Hi everyone, I know this topic has been done to death but DH and I could use some advice.
Our eldest son is nearly 20. He did very well academically and socially at primary school / the first couple of years of secondary. He’s bright but definitely doesn’t like to break a sweat and as soon as school got harder he basically stopped trying. He passed all his GCSEs with reasonable grades after doing absolutely no work but then dropped out of A Levels after a year, as again, he wasn’t willing to put in any effort. He took himself off to college to do a diploma - again, same thing - his tutors said he’s academically very able, could easily get a distinction but has made zero effort. He’s just about scraped a pass.
At home he’s also pretty lazy: does the bare minimum in terms of jobs around the house, has to be nagged at constantly which we hate doing. He doesn’t really have any hobbies except for going to the gym a few times a week. He likes spending time with his brothers and is a bit of a home bird. DH and I both work in demanding roles and we have 2 other children, one of whom has significant SEND.
This all sounds very negative! He’s a really lovely boy as well: he’s kind, has great communication skills and is fantastic with his SEND brother. He’s one of the few people that I’m happy to leave him with.

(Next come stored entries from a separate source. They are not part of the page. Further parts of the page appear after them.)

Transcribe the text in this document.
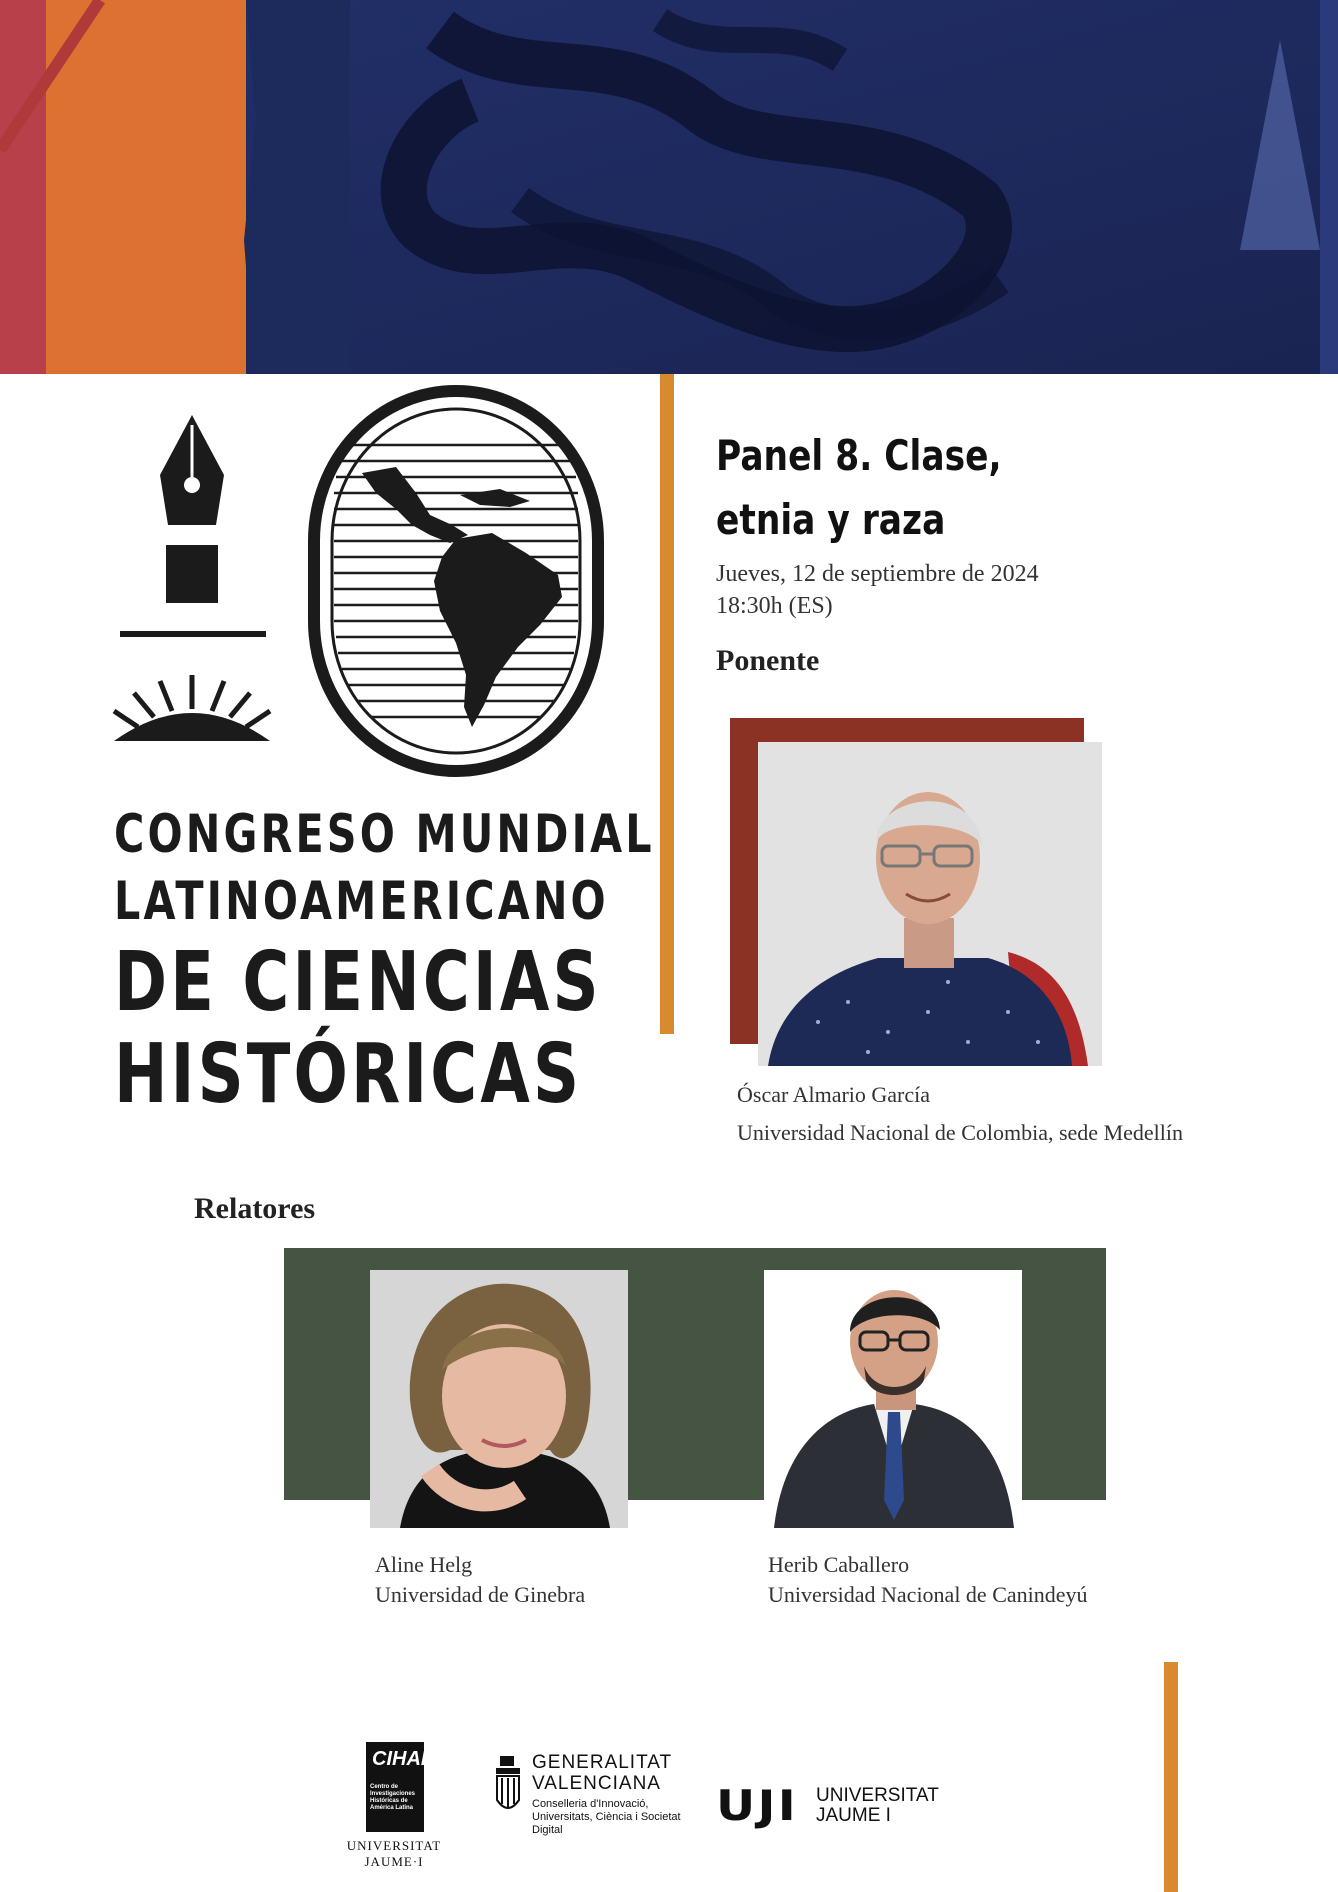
CONGRESO MUNDIAL
LATINOAMERICANO
DE CIENCIAS
HISTÓRICAS
Panel 8. Clase, etnia y raza
Jueves, 12 de septiembre de 2024
18:30h (ES)
Ponente
Óscar Almario García
Universidad Nacional de Colombia, sede Medellín
Relatores
Aline Helg
Universidad de Ginebra
Herib Caballero
Universidad Nacional de Canindeyú
CIHAL
Centro de Investigaciones Históricas de América Latina
UNIVERSITAT
JAUME·I
GENERALITAT
VALENCIANA
Conselleria d'Innovació, Universitats, Ciència i Societat Digital	UJI UNIVERSITAT
JAUME I
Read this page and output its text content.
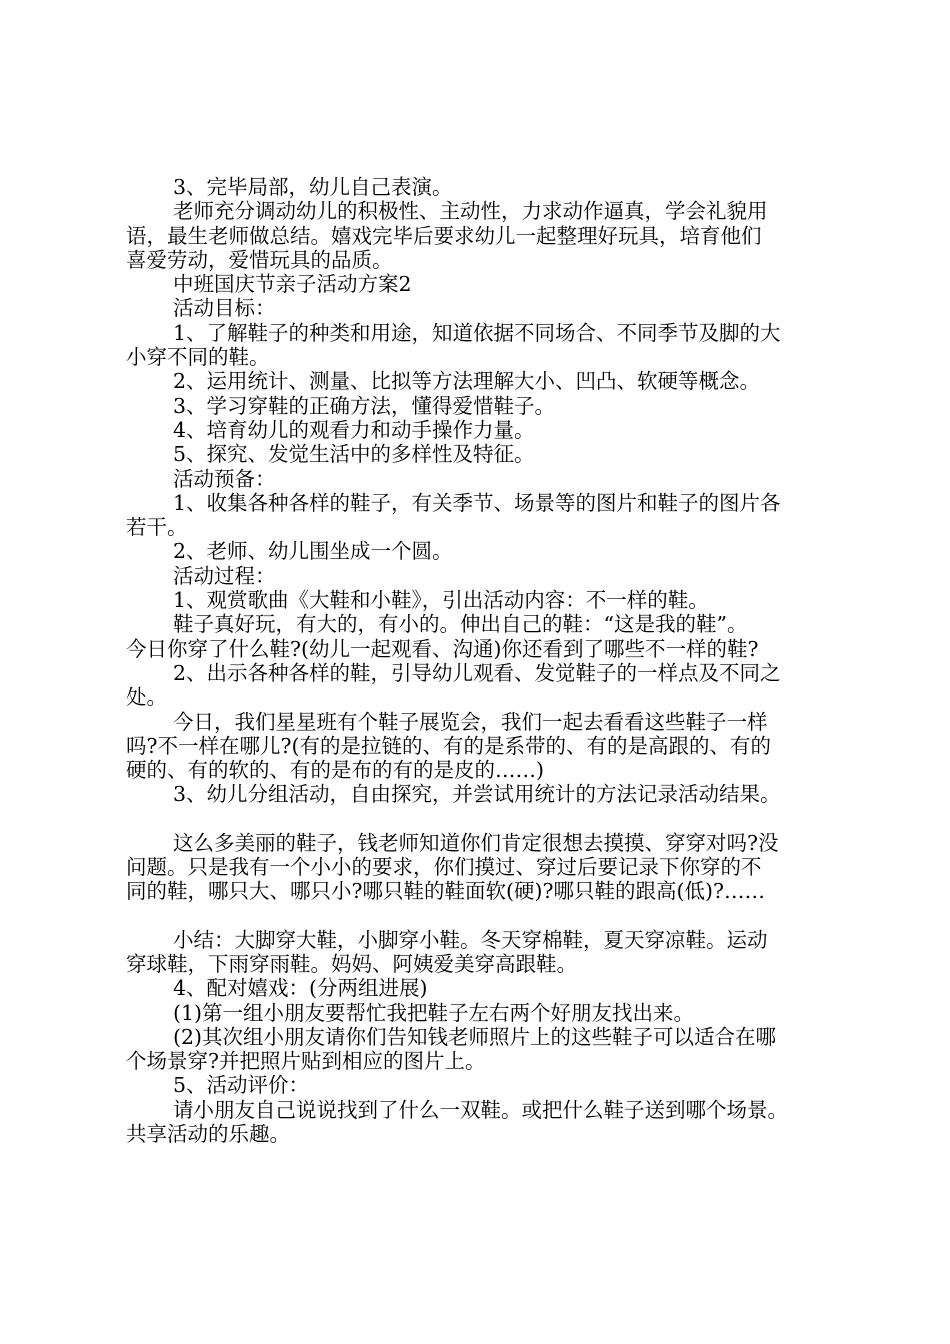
3、完毕局部，幼儿自己表演。
老师充分调动幼儿的积极性、主动性，力求动作逼真，学会礼貌用
语，最生老师做总结。嬉戏完毕后要求幼儿一起整理好玩具，培育他们
喜爱劳动，爱惜玩具的品质。
中班国庆节亲子活动方案2
活动目标：
1、了解鞋子的种类和用途，知道依据不同场合、不同季节及脚的大
小穿不同的鞋。
2、运用统计、测量、比拟等方法理解大小、凹凸、软硬等概念。
3、学习穿鞋的正确方法，懂得爱惜鞋子。
4、培育幼儿的观看力和动手操作力量。
5、探究、发觉生活中的多样性及特征。
活动预备：
1、收集各种各样的鞋子，有关季节、场景等的图片和鞋子的图片各
若干。
2、老师、幼儿围坐成一个圆。
活动过程：
1、观赏歌曲《大鞋和小鞋》，引出活动内容：不一样的鞋。
鞋子真好玩，有大的，有小的。伸出自己的鞋：“这是我的鞋”。
今日你穿了什么鞋?(幼儿一起观看、沟通)你还看到了哪些不一样的鞋?
2、出示各种各样的鞋，引导幼儿观看、发觉鞋子的一样点及不同之
处。
今日，我们星星班有个鞋子展览会，我们一起去看看这些鞋子一样
吗?不一样在哪儿?(有的是拉链的、有的是系带的、有的是高跟的、有的
硬的、有的软的、有的是布的有的是皮的……)
3、幼儿分组活动，自由探究，并尝试用统计的方法记录活动结果。
这么多美丽的鞋子，钱老师知道你们肯定很想去摸摸、穿穿对吗?没
问题。只是我有一个小小的要求，你们摸过、穿过后要记录下你穿的不
同的鞋，哪只大、哪只小?哪只鞋的鞋面软(硬)?哪只鞋的跟高(低)?……
小结：大脚穿大鞋，小脚穿小鞋。冬天穿棉鞋，夏天穿凉鞋。运动
穿球鞋，下雨穿雨鞋。妈妈、阿姨爱美穿高跟鞋。
4、配对嬉戏：(分两组进展)
(1)第一组小朋友要帮忙我把鞋子左右两个好朋友找出来。
(2)其次组小朋友请你们告知钱老师照片上的这些鞋子可以适合在哪
个场景穿?并把照片贴到相应的图片上。
5、活动评价：
请小朋友自己说说找到了什么一双鞋。或把什么鞋子送到哪个场景。
共享活动的乐趣。
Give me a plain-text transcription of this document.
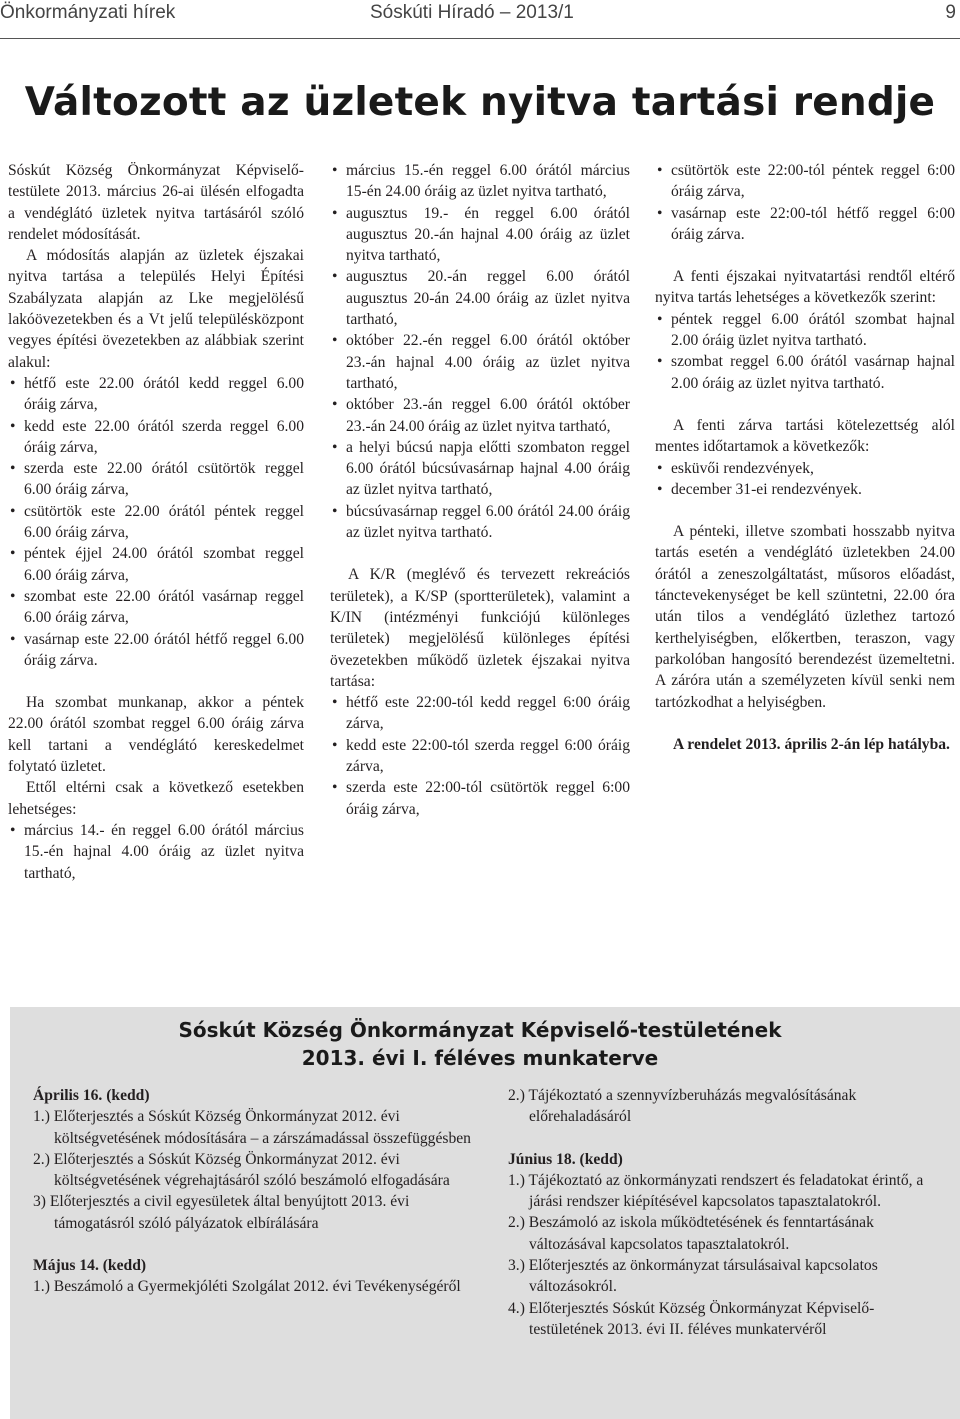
Önkormányzati hírek	Sóskúti Híradó – 2013/1	9
Változott az üzletek nyitva tartási rendje

Sóskút Község Önkormányzat Képviselő-testülete 2013. március 26-ai ülésén elfogadta a vendéglátó üzletek nyitva tartásáról szóló rendelet módosítását.

A módosítás alapján az üzletek éjszakai nyitva tartása a település Helyi Építési Szabályzata alapján az Lke megjelölésű lakóövezetekben és a Vt jelű településközpont vegyes építési övezetekben az alábbiak szerint alakul:

• hétfő este 22.00 órától kedd reggel 6.00 óráig zárva,
• kedd este 22.00 órától szerda reggel 6.00 óráig zárva,
• szerda este 22.00 órától csütörtök reggel 6.00 óráig zárva,
• csütörtök este 22.00 órától péntek reggel 6.00 óráig zárva,
• péntek éjjel 24.00 órától szombat reggel 6.00 óráig zárva,
• szombat este 22.00 órától vasárnap reggel 6.00 óráig zárva,
• vasárnap este 22.00 órától hétfő reggel 6.00 óráig zárva.

Ha szombat munkanap, akkor a péntek 22.00 órától szombat reggel 6.00 óráig zárva kell tartani a vendéglátó kereskedelmet folytató üzletet.

Ettől eltérni csak a következő esetekben lehetséges:

• március 14.- én reggel 6.00 órától március 15.-én hajnal 4.00 óráig az üzlet nyitva tartható,
• március 15.-én reggel 6.00 órától március 15-én 24.00 óráig az üzlet nyitva tartható,
• augusztus 19.- én reggel 6.00 órától augusztus 20.-án hajnal 4.00 óráig az üzlet nyitva tartható,
• augusztus 20.-án reggel 6.00 órától augusztus 20-án 24.00 óráig az üzlet nyitva tartható,
• október 22.-én reggel 6.00 órától október 23.-án hajnal 4.00 óráig az üzlet nyitva tartható,
• október 23.-án reggel 6.00 órától október 23.-án 24.00 óráig az üzlet nyitva tartható,
• a helyi búcsú napja előtti szombaton reggel 6.00 órától búcsúvasárnap hajnal 4.00 óráig az üzlet nyitva tartható,
• búcsúvasárnap reggel 6.00 órától 24.00 óráig az üzlet nyitva tartható.

A K/R (meglévő és tervezett rekreációs területek), a K/SP (sportterületek), valamint a K/IN (intézményi funkciójú különleges területek) megjelölésű különleges építési övezetekben működő üzletek éjszakai nyitva tartása:

• hétfő este 22:00-tól kedd reggel 6:00 óráig zárva,
• kedd este 22:00-tól szerda reggel 6:00 óráig zárva,
• szerda este 22:00-tól csütörtök reggel 6:00 óráig zárva,
• csütörtök este 22:00-tól péntek reggel 6:00 óráig zárva,
• vasárnap este 22:00-tól hétfő reggel 6:00 óráig zárva.

A fenti éjszakai nyitvatartási rendtől eltérő nyitva tartás lehetséges a következők szerint:

• péntek reggel 6.00 órától szombat hajnal 2.00 óráig üzlet nyitva tartható.
• szombat reggel 6.00 órától vasárnap hajnal 2.00 óráig az üzlet nyitva tartható.

A fenti zárva tartási kötelezettség alól mentes időtartamok a következők:

• esküvői rendezvények,
• december 31-ei rendezvények.

A pénteki, illetve szombati hosszabb nyitva tartás esetén a vendéglátó üzletekben 24.00 órától a zeneszolgáltatást, műsoros előadást, tánctevekenységet be kell szüntetni, 22.00 óra után tilos a vendéglátó üzlethez tartozó kerthelyiségben, előkertben, teraszon, vagy parkolóban hangosító berendezést üzemeltetni. A záróra után a személyzeten kívül senki nem tartózkodhat a helyiségben.

A rendelet 2013. április 2-án lép hatályba.

Sóskút Község Önkormányzat Képviselő-testületének
2013. évi I. féléves munkaterve

Április 16. (kedd)

1.) Előterjesztés a Sóskút Község Önkormányzat 2012. évi költségvetésének módosítására – a zárszámadással összefüggésben

2.) Előterjesztés a Sóskút Község Önkormányzat 2012. évi költségvetésének végrehajtásáról szóló beszámoló elfogadására

3) Előterjesztés a civil egyesületek által benyújtott 2013. évi támogatásról szóló pályázatok elbírálására

Május 14. (kedd)

1.) Beszámoló a Gyermekjóléti Szolgálat 2012. évi Tevékenységéről

2.) Tájékoztató a szennyvízberuházás megvalósításának előrehaladásáról

Június 18. (kedd)

1.) Tájékoztató az önkormányzati rendszert és feladatokat érintő, a járási rendszer kiépítésével kapcsolatos tapasztalatokról.

2.) Beszámoló az iskola működtetésének és fenntartásának változásával kapcsolatos tapasztalatokról.

3.) Előterjesztés az önkormányzat társulásaival kapcsolatos változásokról.

4.) Előterjesztés Sóskút Község Önkormányzat Képviselő-testületének 2013. évi II. féléves munkatervéről
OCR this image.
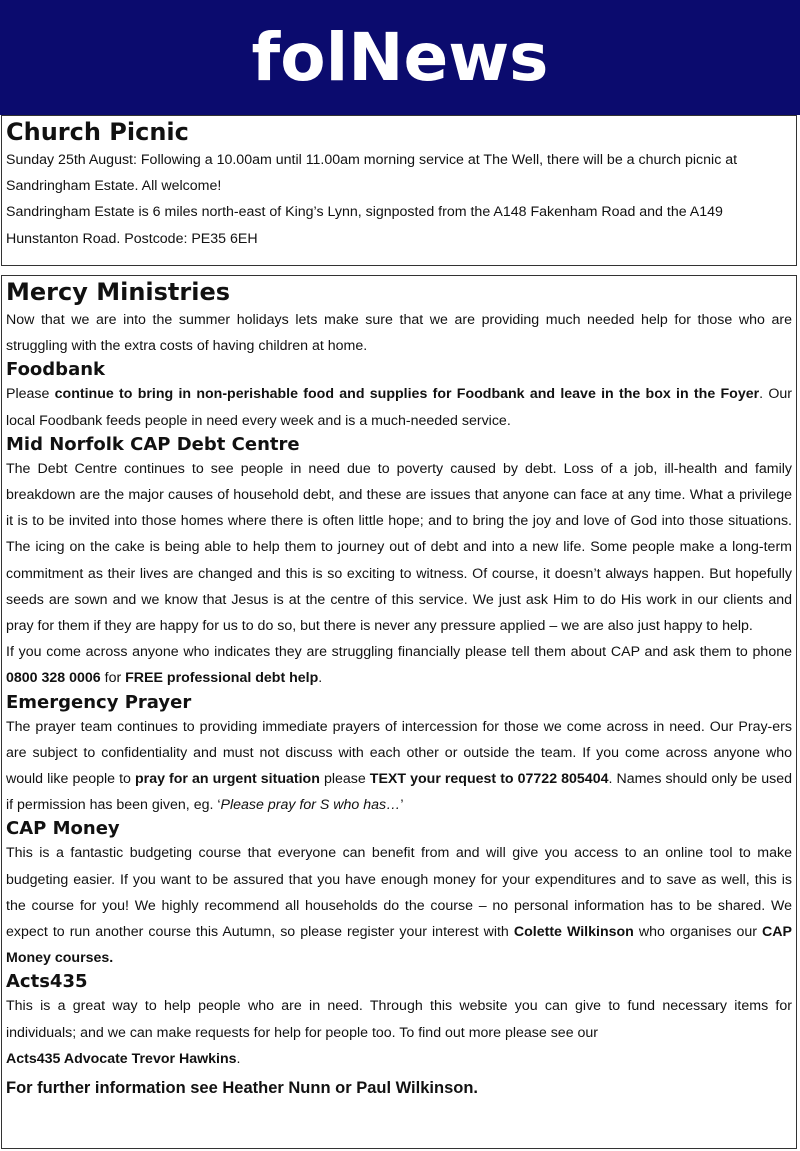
folNews
Church Picnic

Sunday 25th August: Following a 10.00am until 11.00am morning service at The Well, there will be a church picnic at Sandringham Estate. All welcome!

Sandringham Estate is 6 miles north-east of King’s Lynn, signposted from the A148 Fakenham Road and the A149 Hunstanton Road. Postcode: PE35 6EH

Mercy Ministries

Now that we are into the summer holidays lets make sure that we are providing much needed help for those who are struggling with the extra costs of having children at home.

Foodbank

Please continue to bring in non-perishable food and supplies for Foodbank and leave in the box in the Foyer. Our local Foodbank feeds people in need every week and is a much-needed service.

Mid Norfolk CAP Debt Centre

The Debt Centre continues to see people in need due to poverty caused by debt. Loss of a job, ill-health and family breakdown are the major causes of household debt, and these are issues that anyone can face at any time. What a privilege it is to be invited into those homes where there is often little hope; and to bring the joy and love of God into those situations. The icing on the cake is being able to help them to journey out of debt and into a new life. Some people make a long-term commitment as their lives are changed and this is so exciting to witness. Of course, it doesn’t always happen. But hopefully seeds are sown and we know that Jesus is at the centre of this service. We just ask Him to do His work in our clients and pray for them if they are happy for us to do so, but there is never any pressure applied – we are also just happy to help.

If you come across anyone who indicates they are struggling financially please tell them about CAP and ask them to phone 0800 328 0006 for FREE professional debt help.

Emergency Prayer

The prayer team continues to providing immediate prayers of intercession for those we come across in need. Our Pray-ers are subject to confidentiality and must not discuss with each other or outside the team. If you come across anyone who would like people to pray for an urgent situation please TEXT your request to 07722 805404. Names should only be used if permission has been given, eg. ‘Please pray for S who has…’

CAP Money

This is a fantastic budgeting course that everyone can benefit from and will give you access to an online tool to make budgeting easier. If you want to be assured that you have enough money for your expenditures and to save as well, this is the course for you! We highly recommend all households do the course – no personal information has to be shared. We expect to run another course this Autumn, so please register your interest with Colette Wilkinson who organises our CAP Money courses.

Acts435

This is a great way to help people who are in need. Through this website you can give to fund necessary items for individuals; and we can make requests for help for people too. To find out more please see our

Acts435 Advocate Trevor Hawkins.

For further information see Heather Nunn or Paul Wilkinson.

He also has a PT job and a pretty responsible one at that. He does well in this as it involves f2f contact with vulnerable people. The money is pretty good but it burns a hole in his pocket and apart from what we insist he saves in an account he can’t access (he blazed through every penny of his government trust fund thing before we could stop him so we’ve learned our lesson.
He’s our eldest so this “parenting” a new adult is very new to us. We want to support him and teach him how to adult but he can be quite resistant to this. He doesn’t want to go to uni but also doesn’t know what he wants to do long term. He’s not open to career planning / support either from us or the college which has offered loads of options.
The plan currently, is that he’ll take a year out, work pretty much FT in his current job and figure himself out. He will be paying nominal rent to us and we have said he must save. He’s passed his driving test and is agreeable to the saving as he wants to buy a car.
We’re in London so I’d much rather he stayed at home and saved as renting, even in a house share is ££££££. But I’m still anxious of “failure to launch” / him just not putting any effort in when things get a bit harder.
Any words of wisdom? Am I just being a bit dramatic? He is only 19 plus I do think that covid is possibly playing a part in all this as he was the first cohort who did GCSEs as normal / usual grade boundaries despite all the disruption to education.
Sorry this is a bit long but I have used paragraphs! Thanks for reading.